1位に異論がある人は、まず2005年5月29日の東京競馬場を思い出してほしい。後方12番手に構え、第4コーナーを回った瞬間、14万の大観衆がどよめいた。

まるで地面を蹴らずに滑空するような独特のフォームで馬群を割り、残り200メートルで先頭に立つや2着インティライミを5馬身突き放すゴール。タイムは当時のレースレコードタイの2分23秒3。対戦した騎手たちは「サラブレッドの理想形」「セクレタリアトのようなレース運び」と讃えた。鞍上の武豊は勝利インタビューで「感動しています。この馬の強さに…」と声を詰まらせた。

ダービーにおける「インパクト」という意味において、この馬を超える存在は日本競馬史に現れていない。三冠制覇後も古馬G1を次々制覇。種牡馬としては産駒のJRA通算勝利数が史上初の2800勝を超えるなど、競馬の歴史そのものを塗り替えた。文句なしの1位だ。

【ランク外・特別表彰】ウオッカ(2007年)
64年ぶり牝馬ダービー制覇、という事実だけで十分すぎる

競走成績:26戦10勝 主なG1:日本ダービー・天皇賞(秋)・安田記念2回・ジャパンC・ヴィクトリアマイル2回 父:タニノギムレット 騎手:四位洋文

正直に言おう。
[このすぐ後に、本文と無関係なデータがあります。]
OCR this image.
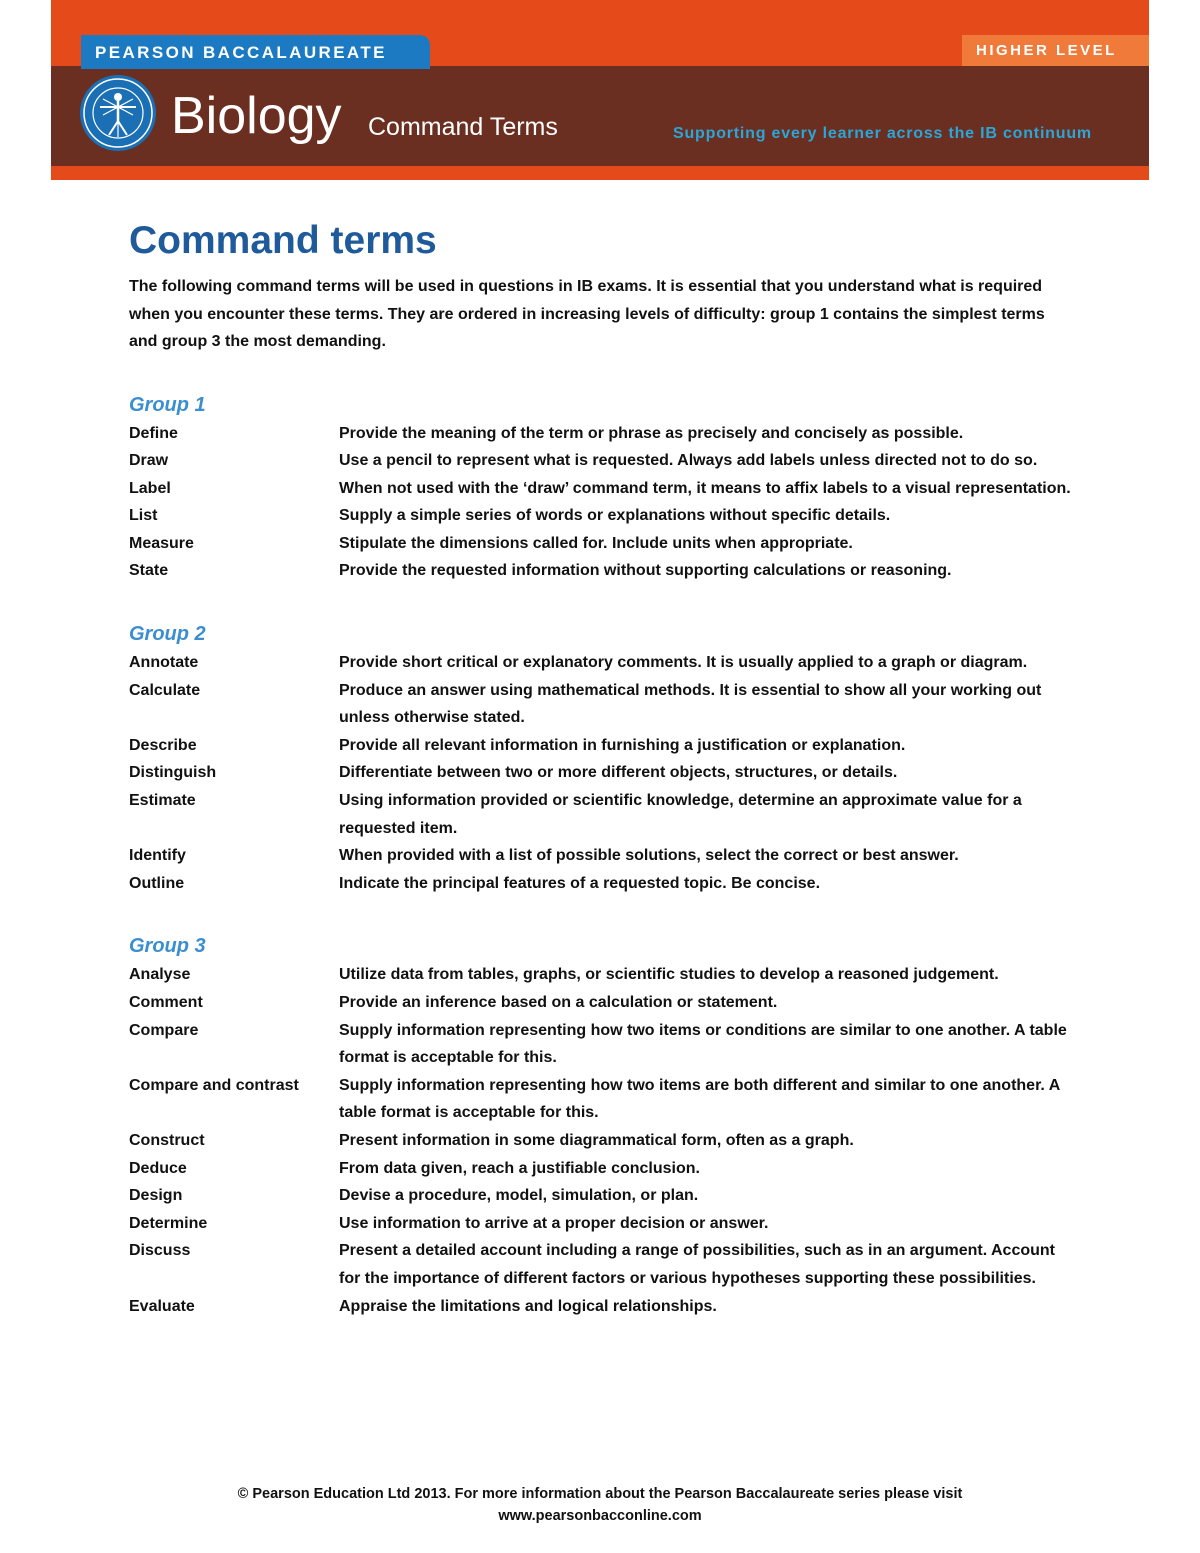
PEARSON BACCALAUREATE	HIGHER LEVEL
Biology Command Terms	Supporting every learner across the IB continuum
Command terms

The following command terms will be used in questions in IB exams. It is essential that you understand what is required when you encounter these terms. They are ordered in increasing levels of difficulty: group 1 contains the simplest terms and group 3 the most demanding.

Group 1
Define	Provide the meaning of the term or phrase as precisely and concisely as possible.
Draw	Use a pencil to represent what is requested. Always add labels unless directed not to do so.
Label	When not used with the ‘draw’ command term, it means to affix labels to a visual representation.
List	Supply a simple series of words or explanations without specific details.
Measure	Stipulate the dimensions called for. Include units when appropriate.
State	Provide the requested information without supporting calculations or reasoning.
Group 2
Annotate	Provide short critical or explanatory comments. It is usually applied to a graph or diagram.
Calculate	Produce an answer using mathematical methods. It is essential to show all your working out unless otherwise stated.
Describe	Provide all relevant information in furnishing a justification or explanation.
Distinguish	Differentiate between two or more different objects, structures, or details.
Estimate	Using information provided or scientific knowledge, determine an approximate value for a requested item.
Identify	When provided with a list of possible solutions, select the correct or best answer.
Outline	Indicate the principal features of a requested topic. Be concise.
Group 3
Analyse	Utilize data from tables, graphs, or scientific studies to develop a reasoned judgement.
Comment	Provide an inference based on a calculation or statement.
Compare	Supply information representing how two items or conditions are similar to one another. A table format is acceptable for this.
Compare and contrast	Supply information representing how two items are both different and similar to one another. A table format is acceptable for this.
Construct	Present information in some diagrammatical form, often as a graph.
Deduce	From data given, reach a justifiable conclusion.
Design	Devise a procedure, model, simulation, or plan.
Determine	Use information to arrive at a proper decision or answer.
Discuss	Present a detailed account including a range of possibilities, such as in an argument. Account for the importance of different factors or various hypotheses supporting these possibilities.
Evaluate	Appraise the limitations and logical relationships.
© Pearson Education Ltd 2013. For more information about the Pearson Baccalaureate series please visit
www.pearsonbacconline.com
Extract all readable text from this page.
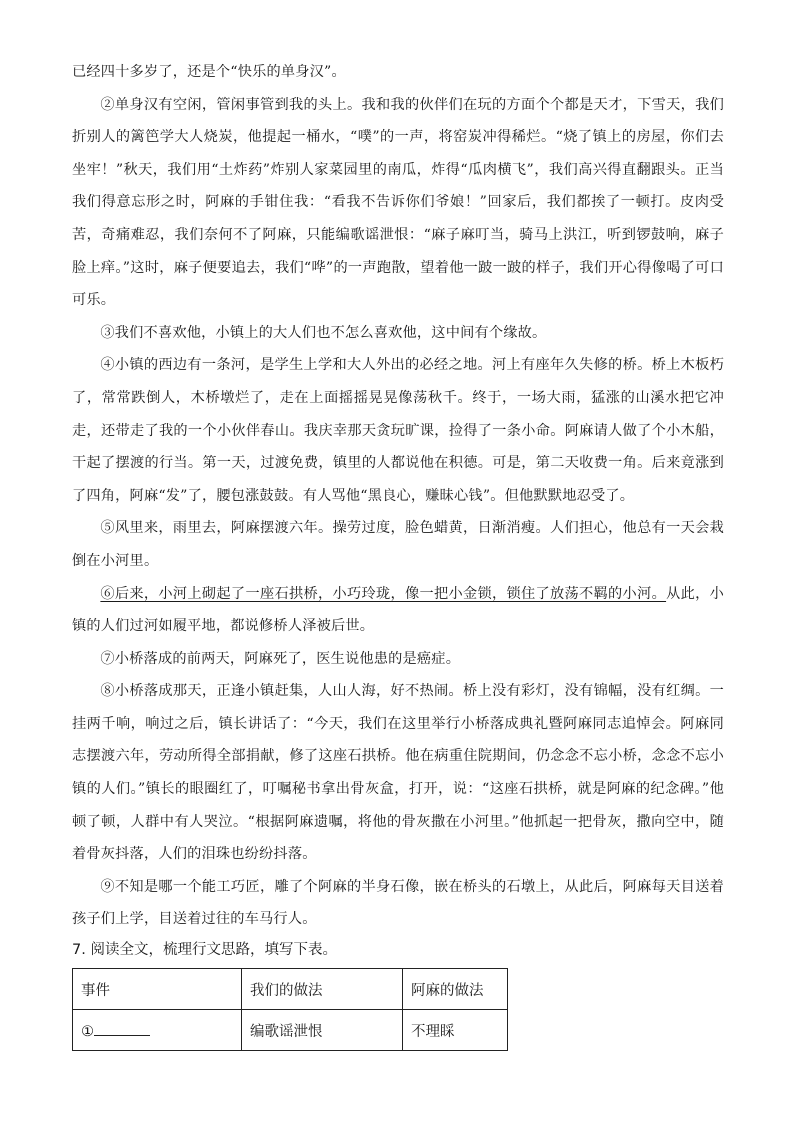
已经四十多岁了，还是个“快乐的单身汉”。

②单身汉有空闲，管闲事管到我的头上。我和我的伙伴们在玩的方面个个都是天才，下雪天，我们折别人的篱笆学大人烧炭，他提起一桶水，“噗”的一声，将窑炭冲得稀烂。“烧了镇上的房屋，你们去坐牢！”秋天，我们用“土炸药”炸别人家菜园里的南瓜，炸得“瓜肉横飞”，我们高兴得直翻跟头。正当我们得意忘形之时，阿麻的手钳住我：“看我不告诉你们爷娘！”回家后，我们都挨了一顿打。皮肉受苦，奇痛难忍，我们奈何不了阿麻，只能编歌谣泄恨：“麻子麻叮当，骑马上洪江，听到锣鼓响，麻子脸上痒。”这时，麻子便要追去，我们“哗”的一声跑散，望着他一跛一跛的样子，我们开心得像喝了可口可乐。

③我们不喜欢他，小镇上的大人们也不怎么喜欢他，这中间有个缘故。

④小镇的西边有一条河，是学生上学和大人外出的必经之地。河上有座年久失修的桥。桥上木板朽了，常常跌倒人，木桥墩烂了，走在上面摇摇晃晃像荡秋千。终于，一场大雨，猛涨的山溪水把它冲走，还带走了我的一个小伙伴春山。我庆幸那天贪玩旷课，捡得了一条小命。阿麻请人做了个小木船，干起了摆渡的行当。第一天，过渡免费，镇里的人都说他在积德。可是，第二天收费一角。后来竟涨到了四角，阿麻“发”了，腰包涨鼓鼓。有人骂他“黑良心，赚昧心钱”。但他默默地忍受了。

⑤风里来，雨里去，阿麻摆渡六年。操劳过度，脸色蜡黄，日渐消瘦。人们担心，他总有一天会栽倒在小河里。

⑥后来，小河上砌起了一座石拱桥，小巧玲珑，像一把小金锁，锁住了放荡不羁的小河。从此，小镇的人们过河如履平地，都说修桥人泽被后世。

⑦小桥落成的前两天，阿麻死了，医生说他患的是癌症。

⑧小桥落成那天，正逢小镇赶集，人山人海，好不热闹。桥上没有彩灯，没有锦幅，没有红绸。一挂两千响，响过之后，镇长讲话了：“今天，我们在这里举行小桥落成典礼暨阿麻同志追悼会。阿麻同志摆渡六年，劳动所得全部捐献，修了这座石拱桥。他在病重住院期间，仍念念不忘小桥，念念不忘小镇的人们。”镇长的眼圈红了，叮嘱秘书拿出骨灰盒，打开，说：“这座石拱桥，就是阿麻的纪念碑。”他顿了顿，人群中有人哭泣。“根据阿麻遗嘱，将他的骨灰撒在小河里。”他抓起一把骨灰，撒向空中，随着骨灰抖落，人们的泪珠也纷纷抖落。

⑨不知是哪一个能工巧匠，雕了个阿麻的半身石像，嵌在桥头的石墩上，从此后，阿麻每天目送着孩子们上学，目送着过往的车马行人。

7. 阅读全文，梳理行文思路，填写下表。

事件	我们的做法	阿麻的做法
①	编歌谣泄恨	不理睬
ウオッカをランク外にするのには相当の葛藤があった。牝馬として1943年のクリフジ以来64年ぶりのダービー制覇、上がり33秒0という末脚、3馬身差という着差――これだけで上位10頭に食い込む資格は十分だ。

ランク外にした理由はただひとつ、「選定した10頭があまりにも強すぎた」からに過ぎない。

現役生活でGI7勝を挙げ、うち牝馬限定戦はわずか2勝。安田記念、天皇賞(秋)、ジャパンカップと根幹距離の古馬最高峰を総なめにした「最強牝馬」を超える存在は、「競馬の女王」と呼ぶ以外に言葉がない。

牡馬中心のダービーランキングからは外したが、ウオッカは別カテゴリの「殿堂入り馬」として永遠に語り継がれるべき名馬だ。